Children and adolescents with a high risk for developing bipolar disorder stayed healthier for longer periods when their family members participated in their psychotherapy sessions.
The research team, which also included authors from the University of Colorado and Stanford University, studied 127 children and teens between the ages of 9 and 17. Its goal was to determine which of two types of treatment was more effective at delaying new and recurring bipolar symptoms: 12 sessions of a family-focused therapy that teaches patients and families better communication skills or six sessions of a traditional form of psychoeducation focused on developing a plan to help patients better understand and cope with their mood symptoms.
The study was published in JAMA Psychiatry.
Christopher Schneck, MD, at the University of Colorado Anschutz Medical Campus is a co-author of the study
Bipolar disorder, sometimes referred to as manic depression, is a brain disorder marked by sudden shifts in mood and energy levels. Treatment with medication and/or psychotherapy may help alleviate the most severe symptoms, but there is no cure. Recurring symptoms may include bouts of mania and depression, characterized by high energy, feelings of grandiosity and elation that alternate with deep feelings of sadness, lethargy and suicidal thoughts and actions.
The children and adolescents in the study had an elevated risk for developing the disorder because they had a genetic or family history of the condition, said David Miklowitz, the study’s lead author, and a distinguished professor of psychiatry at the David Geffen School of Medicine at UCLA. All of the participants also demonstrated early warning signs of bipolar disorder — such as depression and brief periods of mania — at the start of the study.
Miklowitz said many families don’t know that their kids have a high risk for developing bipolar disorder.
“They think they’re just moody kids,” he said. “But there are telltale signs, such as sudden changes in mood and energy levels, irritability, feeling increasingly anxious and depressed such that they can’t get out of bed. Often, these are kids for whom bipolar disorder runs in the family.”
For the study, half of the participants underwent 12 sessions of family-focused therapy over a four-month period. The other half received a traditional, less intensive educational treatment over six sessions that was designed to be similar to the current standard treatment for children and adolescents. That arm received three individual and three family sessions, also over a four-month period. The treatments took place at UCLA, two Colorado campuses and Stanford.

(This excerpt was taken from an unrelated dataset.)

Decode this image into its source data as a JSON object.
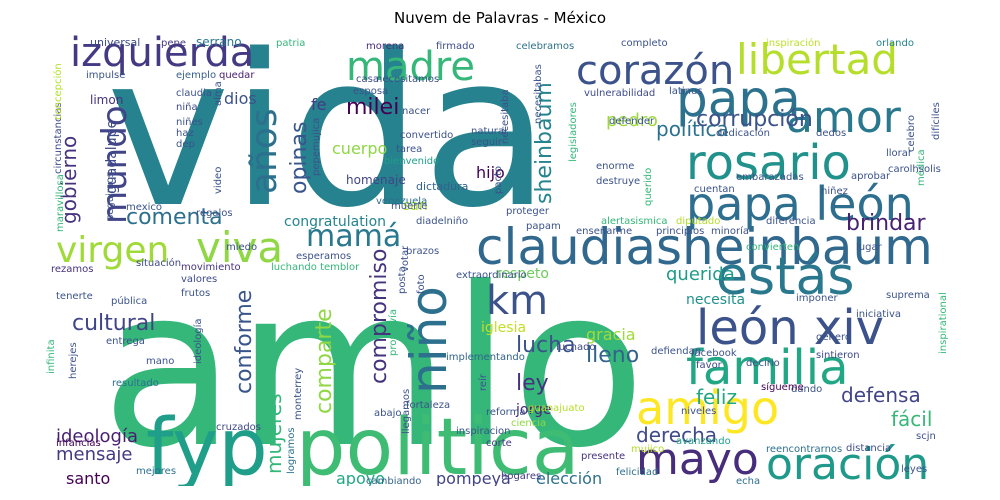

About 60% of participants also chose to receive medications for symptoms of depression, mood instability, ADHD or anxiety. Medication regimens were equivalent in the two therapy treatments.
Participants were followed for up to four years — less in some cases because some participants dropped out of the study or moved before the analysis was complete — after the four-month treatments had ended.
In the family-focused therapy sessions, children and their parents were taught to recognize and understand the early symptoms of bipolar disorder, and to practice communication and problem-solving skills such as active listening and conflict resolution. Participants in the traditional educational treatment were taught how to monitor their moods for new and recurring symptoms, and given individualized instruction for managing those symptoms.
A total of 77% of the adolescents in the family-focused treatment recovered from their initial symptoms during the study, and the average time before new symptoms of depression returned was 87 weeks. By comparison, 65% of the adolescents in the educational group recovered, but the average time before their symptoms returned was shorter, just 63 weeks.
“If kids who are at risk for bipolar disorder are living in chaotic households with no boundaries or highly critical parents, they will do worse over time,” Miklowitz said. “Involving the parents in the child’s therapy teaches family members how to create a more protective environment so that kids can stay well for longer.”
Treating children and adolescents before severe symptoms of bipolar disorder start is considered an early intervention rather than prevention, said Miklowitz, who is the director of the Max Gray Child and Adolescent Mood Disorders Program of the Jane and Terry Semel Institute for Neuroscience and Human Behavior.
“We don’t know yet whether bipolar disorder can be prevented,” he said. “What we’re trying to do is to catch the illness early so that kids and teens, with the help of their families, can learn ways to reduce the severity of their symptoms and the frequency in which symptoms recur.”
The researchers also are studying whether family-focused therapy changes brain activity in ways that may help to alleviate mood symptoms, as well as whether it helps reduce suicidal thoughts and behaviors in youth with a high risk for bipolar disorder.
“This study is an important first step in trying to decrease the severity of bipolar disorder early on for children,” said Christopher Schneck, MD, an associate professor of psychiatry at the University of Colorado Anschutz Medical Campus and a co-author of the study. “Efforts at home and in health care settings, like providing skill training for families, can make a big difference in a child’s suffering.”